Phrases of his writing circled in my head the whole trip.
Returning to Cairo, I understand better why he loved the sunlight and the sea–the “wealth of poverty” as he sometimes called it. I guess that was another grain that piled up, spurring my trip.
With all the echoes of past years following me through the city I felt like I was on some pilgrimage. It was just a feeling, but I couldn’t ignore it.
Perhaps, like Chaucer’s pilgrims, we endure the road because we have something sacred at the end of it. Not something religious, but a dream we’ve always wanted to flourish or a place we’ve always wanted to see. The images of a photograph or the words of a particular writer in our younger years become myth-like, and we long to visit their source, like Dorothy longing for “someplace over the rainbow.” Such places feel like they can’t exist in real life. They’re too magical.
But they do.
Whenever I talk about Egypt, people always tell me that they can’t imagine seeing the Pyramids. One can’t. They feel like dragons plopped in the midst of everyday life, something remarkable transcending the mundane.

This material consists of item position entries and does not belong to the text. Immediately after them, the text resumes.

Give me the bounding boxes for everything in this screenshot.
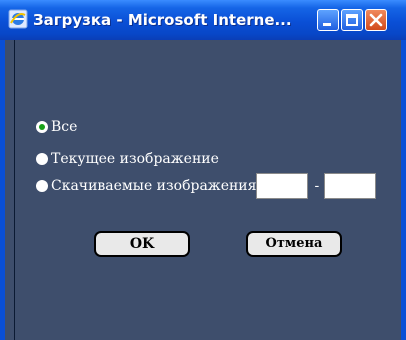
ok-button[interactable]: OK	[94, 231, 190, 257]
option-downloadable-images[interactable]: Скачиваемые изображения -	[36, 173, 377, 199]
option-current-image-label: Текущее изображение	[51, 151, 219, 167]
range-separator: -	[314, 178, 320, 194]
close-button[interactable]	[365, 9, 387, 31]
maximize-icon	[346, 14, 358, 26]
option-all-label: Все	[51, 119, 78, 135]
window-title: Загрузка - Microsoft Interne...	[33, 11, 292, 29]
download-dialog-window: Загрузка - Microsoft Interne... Все Теку…	[0, 0, 406, 340]
title-bar[interactable]: Загрузка - Microsoft Interne...	[0, 0, 406, 40]
option-all[interactable]: Все	[36, 118, 77, 136]
maximize-button[interactable]	[341, 9, 363, 31]
option-current-image[interactable]: Текущее изображение	[36, 150, 219, 168]
range-from-input[interactable]	[256, 173, 309, 199]
internet-explorer-icon	[8, 9, 28, 29]
minimize-icon	[323, 23, 331, 26]
radio-all[interactable]	[36, 121, 48, 133]
close-icon	[369, 13, 383, 27]
window-frame-right	[401, 40, 406, 340]
radio-current-image[interactable]	[36, 153, 48, 165]
option-downloadable-images-label: Скачиваемые изображения	[51, 178, 257, 194]
range-to-input[interactable]	[324, 173, 377, 199]
cancel-button[interactable]: Отмена	[246, 231, 342, 257]
minimize-button[interactable]	[317, 9, 339, 31]
content-divider	[14, 40, 15, 340]
radio-downloadable-images[interactable]	[36, 180, 48, 192]
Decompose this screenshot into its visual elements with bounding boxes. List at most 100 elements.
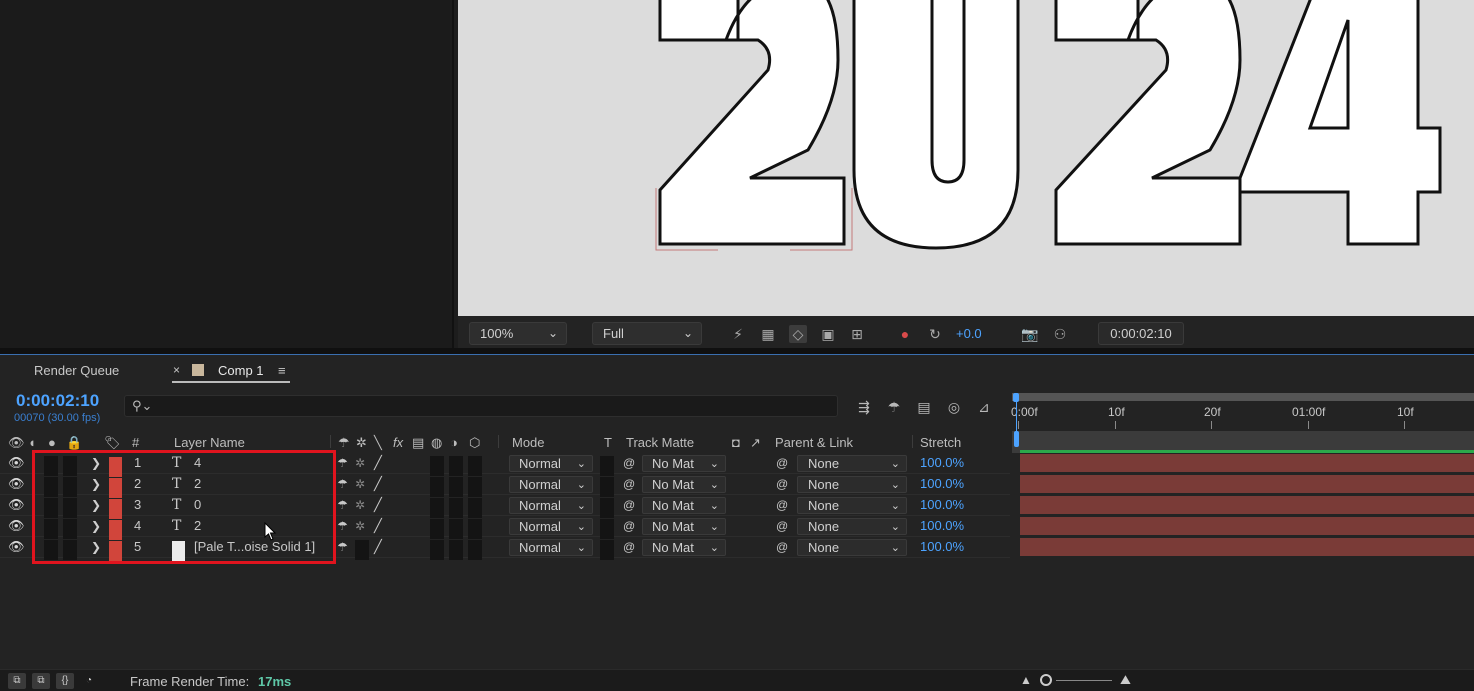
- frame-blending-icon[interactable]: ▤: [913, 399, 935, 417]
- stretch-value[interactable]: 100.0%: [920, 474, 964, 494]
- transfer-controls-icon[interactable]: ⧉: [32, 673, 50, 689]
- reset-exposure-icon[interactable]: ↻: [926, 325, 944, 343]
- quality-switch-icon[interactable]: ╱: [374, 453, 382, 473]
- parent-link-header[interactable]: Parent & Link: [775, 435, 853, 450]
- layer-duration-bar[interactable]: [1020, 517, 1474, 535]
- parent-pickwhip-icon[interactable]: @: [776, 474, 788, 494]
- composition-viewer[interactable]: [458, 0, 1474, 316]
- 3d-layer-switch[interactable]: [468, 540, 482, 560]
- mask-visibility-icon[interactable]: ◇: [789, 325, 807, 343]
- layer-name-header[interactable]: Layer Name: [174, 435, 245, 450]
- zoom-dropdown[interactable]: 100% ⌄: [469, 322, 567, 345]
- frame-blend-switch[interactable]: [430, 540, 444, 560]
- 3d-layer-switch[interactable]: [468, 498, 482, 518]
- preserve-transparency-toggle[interactable]: [600, 519, 614, 539]
- matte-pickwhip-icon[interactable]: @: [623, 516, 635, 536]
- 3d-layer-switch[interactable]: [468, 456, 482, 476]
- shy-switch-icon[interactable]: ☂: [337, 495, 348, 515]
- 3d-layer-switch[interactable]: [468, 477, 482, 497]
- preserve-transparency-toggle[interactable]: [600, 540, 614, 560]
- fast-preview-icon[interactable]: ⚡: [729, 325, 747, 343]
- quality-switch-icon[interactable]: ╱: [374, 516, 382, 536]
- close-tab-icon[interactable]: ×: [173, 363, 180, 377]
- collapse-switch-icon[interactable]: ✲: [355, 495, 365, 515]
- collapse-switch-icon[interactable]: ✲: [355, 453, 365, 473]
- matte-pickwhip-icon[interactable]: @: [623, 453, 635, 473]
- tab-comp-1[interactable]: Comp 1: [218, 363, 264, 378]
- visibility-eye-icon[interactable]: 👁: [8, 474, 25, 494]
- parent-pickwhip-icon[interactable]: @: [776, 516, 788, 536]
- mode-header[interactable]: Mode: [512, 435, 545, 450]
- blend-mode-dropdown[interactable]: Normal ⌄: [509, 518, 593, 535]
- track-matte-header[interactable]: Track Matte: [626, 435, 694, 450]
- viewer-timecode[interactable]: 0:00:02:10: [1098, 322, 1184, 345]
- frame-blend-switch[interactable]: [430, 519, 444, 539]
- current-time-marker[interactable]: [1014, 431, 1019, 447]
- stretch-value[interactable]: 100.0%: [920, 516, 964, 536]
- matte-pickwhip-icon[interactable]: @: [623, 474, 635, 494]
- layer-duration-bar[interactable]: [1020, 538, 1474, 556]
- track-matte-dropdown[interactable]: No Mat ⌄: [642, 539, 726, 556]
- frame-blend-switch[interactable]: [430, 477, 444, 497]
- motion-blur-switch[interactable]: [449, 519, 463, 539]
- track-matte-dropdown[interactable]: No Mat ⌄: [642, 497, 726, 514]
- stretch-value[interactable]: 100.0%: [920, 537, 964, 557]
- region-of-interest-icon[interactable]: ▣: [819, 325, 837, 343]
- work-area-bar[interactable]: [1012, 393, 1474, 401]
- transparency-grid-icon[interactable]: ▦: [759, 325, 777, 343]
- shy-switch-icon[interactable]: ☂: [337, 474, 348, 494]
- track-matte-dropdown[interactable]: No Mat ⌄: [642, 518, 726, 535]
- collapse-switch[interactable]: [355, 540, 369, 560]
- current-time-display[interactable]: 0:00:02:10: [16, 391, 99, 411]
- blend-mode-dropdown[interactable]: Normal ⌄: [509, 476, 593, 493]
- parent-dropdown[interactable]: None ⌄: [797, 455, 907, 472]
- stretch-header[interactable]: Stretch: [920, 435, 961, 450]
- motion-blur-icon[interactable]: ◎: [943, 399, 965, 417]
- motion-blur-switch[interactable]: [449, 498, 463, 518]
- layer-search-input[interactable]: ⚲⌄: [124, 395, 838, 417]
- zoom-slider-handle[interactable]: [1040, 674, 1052, 686]
- quality-switch-icon[interactable]: ╱: [374, 495, 382, 515]
- quality-switch-icon[interactable]: ╱: [374, 537, 382, 557]
- layer-duration-bar[interactable]: [1020, 454, 1474, 472]
- frame-blend-switch[interactable]: [430, 456, 444, 476]
- blend-mode-dropdown[interactable]: Normal ⌄: [509, 539, 593, 556]
- stretch-value[interactable]: 100.0%: [920, 495, 964, 515]
- layer-duration-bar[interactable]: [1020, 496, 1474, 514]
- zoom-slider-track[interactable]: [1056, 680, 1112, 681]
- quality-switch-icon[interactable]: ╱: [374, 474, 382, 494]
- parent-pickwhip-icon[interactable]: @: [776, 453, 788, 473]
- visibility-eye-icon[interactable]: 👁: [8, 537, 25, 557]
- parent-dropdown[interactable]: None ⌄: [797, 476, 907, 493]
- tab-render-queue[interactable]: Render Queue: [34, 363, 119, 378]
- collapse-switch-icon[interactable]: ✲: [355, 516, 365, 536]
- shy-switch-icon[interactable]: ☂: [337, 516, 348, 536]
- parent-pickwhip-icon[interactable]: @: [776, 537, 788, 557]
- visibility-eye-icon[interactable]: 👁: [8, 453, 25, 473]
- motion-blur-switch[interactable]: [449, 477, 463, 497]
- preserve-transparency-toggle[interactable]: [600, 477, 614, 497]
- layer-switches-icon[interactable]: ⧉: [8, 673, 26, 689]
- zoom-in-icon[interactable]: ⛰: [1120, 672, 1131, 688]
- graph-editor-icon[interactable]: ⊿: [973, 399, 995, 417]
- preserve-transparency-toggle[interactable]: [600, 456, 614, 476]
- shy-layers-icon[interactable]: ☂: [883, 399, 905, 417]
- 3d-layer-switch[interactable]: [468, 519, 482, 539]
- grid-guides-icon[interactable]: ⊞: [848, 325, 866, 343]
- visibility-eye-icon[interactable]: 👁: [8, 516, 25, 536]
- frame-blend-switch[interactable]: [430, 498, 444, 518]
- exposure-value[interactable]: +0.0: [956, 326, 982, 341]
- channels-icon[interactable]: ●: [896, 325, 914, 343]
- shy-switch-icon[interactable]: ☂: [337, 453, 348, 473]
- preserve-transparency-toggle[interactable]: [600, 498, 614, 518]
- resolution-dropdown[interactable]: Full ⌄: [592, 322, 702, 345]
- blend-mode-dropdown[interactable]: Normal ⌄: [509, 497, 593, 514]
- track-matte-dropdown[interactable]: No Mat ⌄: [642, 476, 726, 493]
- stretch-value[interactable]: 100.0%: [920, 453, 964, 473]
- parent-dropdown[interactable]: None ⌄: [797, 539, 907, 556]
- motion-blur-switch[interactable]: [449, 456, 463, 476]
- composition-flowchart-icon[interactable]: ⇶: [853, 399, 875, 417]
- zoom-out-icon[interactable]: ▲: [1020, 673, 1032, 687]
- panel-menu-icon[interactable]: ≡: [278, 363, 286, 378]
- snapshot-icon[interactable]: 📷: [1021, 325, 1039, 343]
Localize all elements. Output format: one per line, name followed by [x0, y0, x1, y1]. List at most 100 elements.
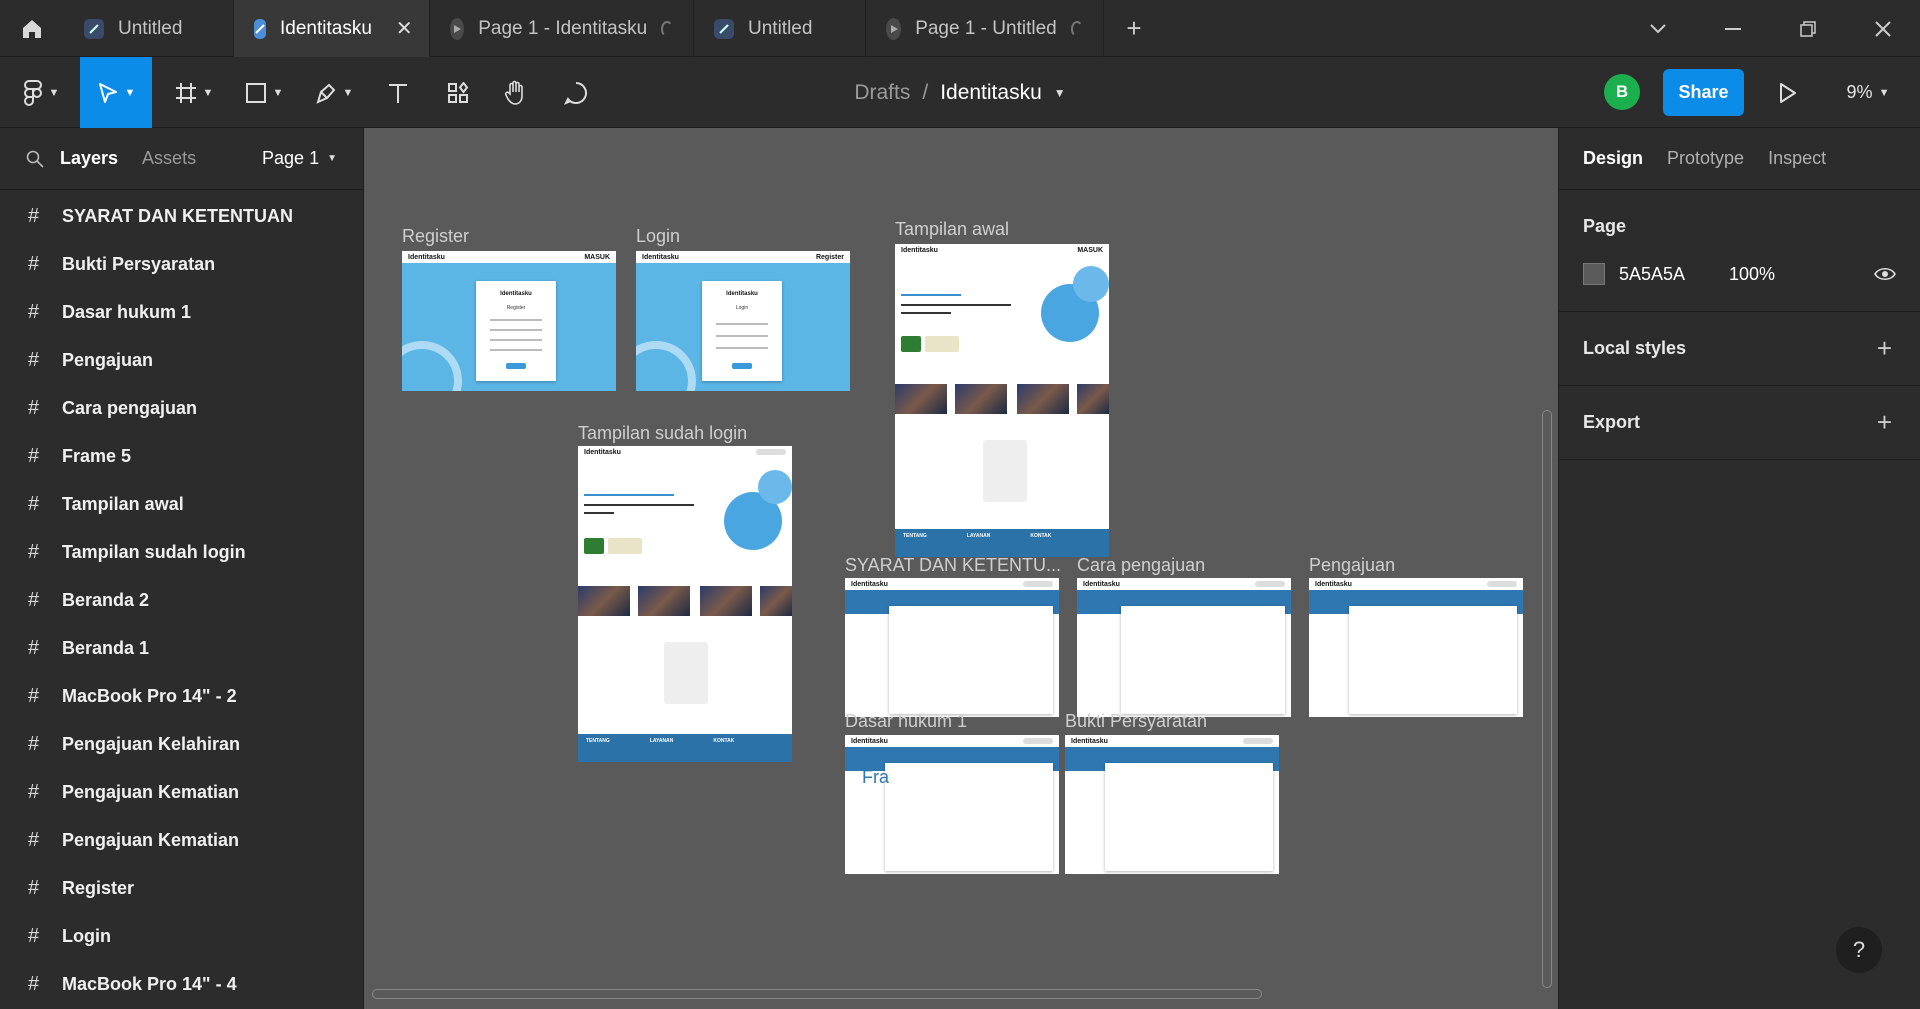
- tab-design[interactable]: Design: [1583, 148, 1643, 169]
- eye-icon[interactable]: [1874, 266, 1896, 282]
- frame-label-frame5[interactable]: Fra: [862, 767, 889, 788]
- pen-icon: [315, 83, 335, 104]
- frame-label-register[interactable]: Register: [402, 226, 469, 247]
- vertical-scrollbar[interactable]: [1542, 410, 1552, 988]
- frame-pengajuan[interactable]: Identitasku: [1309, 578, 1523, 717]
- layer-item[interactable]: # SYARAT DAN KETENTUAN: [0, 192, 363, 240]
- close-tab-icon[interactable]: ✕: [396, 16, 413, 41]
- page-opacity-value[interactable]: 100%: [1729, 264, 1775, 285]
- breadcrumb-separator: /: [922, 80, 929, 104]
- frame-register[interactable]: Identitasku MASUK Identitasku Register: [402, 251, 616, 391]
- decor-circle: [758, 470, 792, 504]
- export-section: Export +: [1559, 386, 1920, 460]
- frame-label-tampilan-awal[interactable]: Tampilan awal: [895, 219, 1009, 240]
- tab-label: Identitasku: [280, 17, 372, 39]
- frame-tampilan-sudah-login[interactable]: Identitasku TENTANG LAYANAN KONTAK: [578, 446, 792, 762]
- tab-inspect[interactable]: Inspect: [1768, 148, 1826, 169]
- photo-thumb: [895, 384, 947, 414]
- layer-item[interactable]: # Pengajuan Kematian: [0, 768, 363, 816]
- move-tool[interactable]: ▼: [80, 57, 152, 128]
- text-tool[interactable]: [376, 57, 420, 128]
- resources-tool[interactable]: [436, 57, 480, 128]
- shape-tool[interactable]: ▼: [236, 57, 292, 128]
- chevron-down-icon[interactable]: [1620, 0, 1695, 57]
- color-swatch[interactable]: [1583, 263, 1605, 285]
- help-button[interactable]: ?: [1836, 927, 1882, 973]
- frame-label-dasar[interactable]: Dasar hukum 1: [845, 711, 967, 732]
- zoom-menu[interactable]: 9% ▼: [1836, 57, 1900, 128]
- home-icon[interactable]: [0, 0, 64, 57]
- export-title: Export: [1583, 412, 1641, 432]
- page-select[interactable]: Page 1 ▼: [262, 148, 337, 169]
- add-style-icon[interactable]: +: [1877, 333, 1892, 364]
- layer-item[interactable]: # Bukti Persyaratan: [0, 240, 363, 288]
- frame-cara-pengajuan[interactable]: Identitasku: [1077, 578, 1291, 717]
- canvas[interactable]: Register Identitasku MASUK Identitasku Re…: [364, 128, 1558, 1009]
- close-window-button[interactable]: [1845, 0, 1920, 57]
- hand-tool[interactable]: [494, 57, 538, 128]
- properties-panel: Design Prototype Inspect Page 5A5A5A 100…: [1558, 128, 1920, 1009]
- add-export-icon[interactable]: +: [1877, 407, 1892, 438]
- file-name[interactable]: Identitasku: [940, 81, 1042, 105]
- layer-item[interactable]: # Frame 5: [0, 432, 363, 480]
- page-color-value[interactable]: 5A5A5A: [1619, 264, 1729, 285]
- frame-label-pengajuan[interactable]: Pengajuan: [1309, 555, 1395, 576]
- tab-identitasku[interactable]: Identitasku ✕: [234, 0, 430, 57]
- layer-item[interactable]: # Register: [0, 864, 363, 912]
- logo-image: [608, 538, 642, 554]
- layer-item[interactable]: # Dasar hukum 1: [0, 288, 363, 336]
- properties-tabs: Design Prototype Inspect: [1559, 128, 1920, 190]
- frame-label-sudah-login[interactable]: Tampilan sudah login: [578, 423, 747, 444]
- layer-item[interactable]: # Login: [0, 912, 363, 960]
- frame-label-cara[interactable]: Cara pengajuan: [1077, 555, 1205, 576]
- tab-untitled-1[interactable]: Untitled: [64, 0, 234, 57]
- avatar[interactable]: B: [1604, 74, 1640, 110]
- main-menu-button[interactable]: ▼: [14, 57, 68, 128]
- content-card: [885, 763, 1053, 871]
- tab-page1-untitled[interactable]: Page 1 - Untitled: [866, 0, 1104, 57]
- frame-label-syarat[interactable]: SYARAT DAN KETENTU...: [845, 555, 1061, 576]
- frame-login[interactable]: Identitasku Register Identitasku Login: [636, 251, 850, 391]
- minimize-button[interactable]: [1695, 0, 1770, 57]
- new-tab-button[interactable]: +: [1104, 0, 1164, 57]
- layer-item[interactable]: # Cara pengajuan: [0, 384, 363, 432]
- layer-name: Pengajuan: [62, 349, 154, 370]
- frame-dasar-hukum-1[interactable]: Identitasku: [845, 735, 1059, 874]
- frame-hash-icon: #: [28, 348, 40, 371]
- layer-item[interactable]: # Pengajuan Kelahiran: [0, 720, 363, 768]
- play-icon: [1780, 82, 1796, 103]
- layer-name: SYARAT DAN KETENTUAN: [62, 205, 294, 226]
- search-icon[interactable]: [26, 150, 44, 168]
- layer-item[interactable]: # MacBook Pro 14" - 2: [0, 672, 363, 720]
- breadcrumb-drafts[interactable]: Drafts: [854, 81, 910, 105]
- comment-tool[interactable]: [554, 57, 598, 128]
- present-button[interactable]: [1766, 57, 1810, 128]
- tab-label: Untitled: [118, 17, 183, 39]
- horizontal-scrollbar[interactable]: [372, 989, 1262, 999]
- document-card: [983, 440, 1027, 502]
- user-menu: [1023, 738, 1053, 744]
- layer-item[interactable]: # Beranda 1: [0, 624, 363, 672]
- frame-tool[interactable]: ▼: [166, 57, 222, 128]
- layer-item[interactable]: # MacBook Pro 14" - 4: [0, 960, 363, 1008]
- tab-prototype[interactable]: Prototype: [1667, 148, 1744, 169]
- layer-item[interactable]: # Tampilan awal: [0, 480, 363, 528]
- restore-button[interactable]: [1770, 0, 1845, 57]
- frame-tampilan-awal[interactable]: Identitasku MASUK TENTANG LAYANAN KONTAK: [895, 244, 1109, 557]
- frame-bukti-persyaratan[interactable]: Identitasku: [1065, 735, 1279, 874]
- layer-item[interactable]: # Pengajuan: [0, 336, 363, 384]
- tab-layers[interactable]: Layers: [60, 148, 118, 169]
- tab-untitled-2[interactable]: Untitled: [694, 0, 866, 57]
- pen-tool[interactable]: ▼: [306, 57, 362, 128]
- share-button[interactable]: Share: [1663, 69, 1744, 116]
- tab-assets[interactable]: Assets: [142, 148, 196, 169]
- tab-page1-identitasku[interactable]: Page 1 - Identitasku: [430, 0, 694, 57]
- frame-label-login[interactable]: Login: [636, 226, 680, 247]
- chevron-down-icon: ▼: [1878, 86, 1890, 99]
- frame-syarat-dan-ketentuan[interactable]: Identitasku: [845, 578, 1059, 717]
- chevron-down-icon[interactable]: ▼: [1054, 86, 1066, 100]
- layer-item[interactable]: # Tampilan sudah login: [0, 528, 363, 576]
- layer-item[interactable]: # Beranda 2: [0, 576, 363, 624]
- frame-label-bukti[interactable]: Bukti Persyaratan: [1065, 711, 1207, 732]
- layer-item[interactable]: # Pengajuan Kematian: [0, 816, 363, 864]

Alexandria was similar. The name itself evokes hundreds of fantasies and has for thousands of years, culling travelers from all over the world. I feel blessed that I was able to hear its siren song, endure the road, and reach it. I won’t forget what I saw or what I felt. And I hope that other travelers–kids who collected papyrus, read Camus, or pursued their own passions–set foot on their own pilgrimages and that their holy sites remain intact and beautiful.
Extremely well written post, and also extremely frustrating and sad… Seven years ago, it seemed that there was a lot of hope (or at the least you could say the Egyptians at least had hope). It is an amazing time in their history you are experiencing.
Thanks, Dalo. It is indeed an amazing time. I hope it turns out for the best.
Fantastic! Alexandria really does sound like everything I thought it would be, and I’m sure it’s so much more than that too. Great post Brett!
Thanks, Hailey, it was great! I’m glad you enjoyed the post.